— Кажется, это тебе, — протянул он записку появившемуся в дверях адресату.
Савельев пробежал ее глазами.
— Опять окно перепутали! — воскликнул он и пулей вылетел в коридор.
— Прокурору жаловаться побежал, — констатировал кто-то в толпе собравшихся.
— Молодой еще. Не привык, — прозвучал сочувственный женский голос.
— Ну, ты так и будешь на полу сидеть? — невозмутимым басом спросил невесть откуда взявшийся опер Каменев из МУРа. — Давай лапу! Сотрудники бурно обсуждали происшествие. Кто-то ругался, кто-то опасливо выглядывал в разбитое окно; строили догадки, разрабатывали версии, составляли план расследования, которое никто, конечно же, вести не собирался — разве что Савельев приобщит к делу о безнадежно уплывших за бугор аккредитивах. Петр ничего этого не слышал: с помощью Каменева водрузив свои сто кило в кресло перед столом, он почувствовал вдруг, как замерло сердце, а тело стало ватным и непослушным. Стало понятно, что план на сегодняшний день, торопливо записанный на листке настольного календаря, придется значительно сократить.
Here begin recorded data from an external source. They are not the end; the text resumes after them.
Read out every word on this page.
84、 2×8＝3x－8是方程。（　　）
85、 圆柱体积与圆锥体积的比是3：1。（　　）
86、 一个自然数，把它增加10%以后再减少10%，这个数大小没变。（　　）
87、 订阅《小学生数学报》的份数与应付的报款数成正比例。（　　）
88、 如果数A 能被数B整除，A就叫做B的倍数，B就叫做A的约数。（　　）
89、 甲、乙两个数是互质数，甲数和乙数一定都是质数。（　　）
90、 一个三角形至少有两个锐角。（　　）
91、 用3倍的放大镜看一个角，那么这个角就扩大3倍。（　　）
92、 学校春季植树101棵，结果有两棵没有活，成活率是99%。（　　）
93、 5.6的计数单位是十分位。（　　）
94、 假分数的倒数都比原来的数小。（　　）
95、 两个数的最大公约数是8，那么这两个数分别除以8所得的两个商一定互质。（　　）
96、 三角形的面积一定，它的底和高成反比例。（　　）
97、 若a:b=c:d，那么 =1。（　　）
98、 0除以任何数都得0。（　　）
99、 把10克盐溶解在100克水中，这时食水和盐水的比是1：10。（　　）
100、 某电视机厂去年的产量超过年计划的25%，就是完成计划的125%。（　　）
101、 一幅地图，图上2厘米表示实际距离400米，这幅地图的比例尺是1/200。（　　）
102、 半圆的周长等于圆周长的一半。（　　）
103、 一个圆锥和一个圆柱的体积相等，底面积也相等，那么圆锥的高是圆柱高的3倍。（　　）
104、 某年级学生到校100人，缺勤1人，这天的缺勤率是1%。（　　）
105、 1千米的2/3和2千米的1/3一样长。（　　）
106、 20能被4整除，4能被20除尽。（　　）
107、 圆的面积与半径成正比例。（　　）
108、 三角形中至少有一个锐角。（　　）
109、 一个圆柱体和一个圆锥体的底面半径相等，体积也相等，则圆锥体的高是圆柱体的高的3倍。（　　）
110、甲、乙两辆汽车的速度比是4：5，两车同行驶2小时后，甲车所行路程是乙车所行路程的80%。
— Ну-ка, давай отсюда! — выталкивал сотрудников Каменев. — Устроили, понимаешь, сквозняк… Баба Фрося, завязывай с этим делом, после разберемся.
Уборщица Ефросинья Григорьевна, громыхая пустым ведром с инвентарным номером и аляповатой надписью «ПРОКУРАТУРА», собрала совком осколки и безмолвно удалилась.
— Ну, обложили, сволочи, — заперев дверь на ключ, возмущался Каменев. — Не успели похоронить Филонова, рванули машину министра связи, сегодня утром расстреляли троих наших на Петровско-Разумовском, — он вынул из портфеля бутылку «Распутина», щедро плеснул водку в стаканы. — С воскресеньицем! Не бзди, Петя, нас миллионы — на всех у них гранат не хватит.
Петр выпил легко, будто воду из графина. Даже потребности занюхать рукавом не ощутил.
— Спасибо, — сказал в пустоту.
Каменев отмахнулся, завинтил бутылку.
— Ладно, пошел я. Мы с этим «чикатилой» еще не закончили. Будь!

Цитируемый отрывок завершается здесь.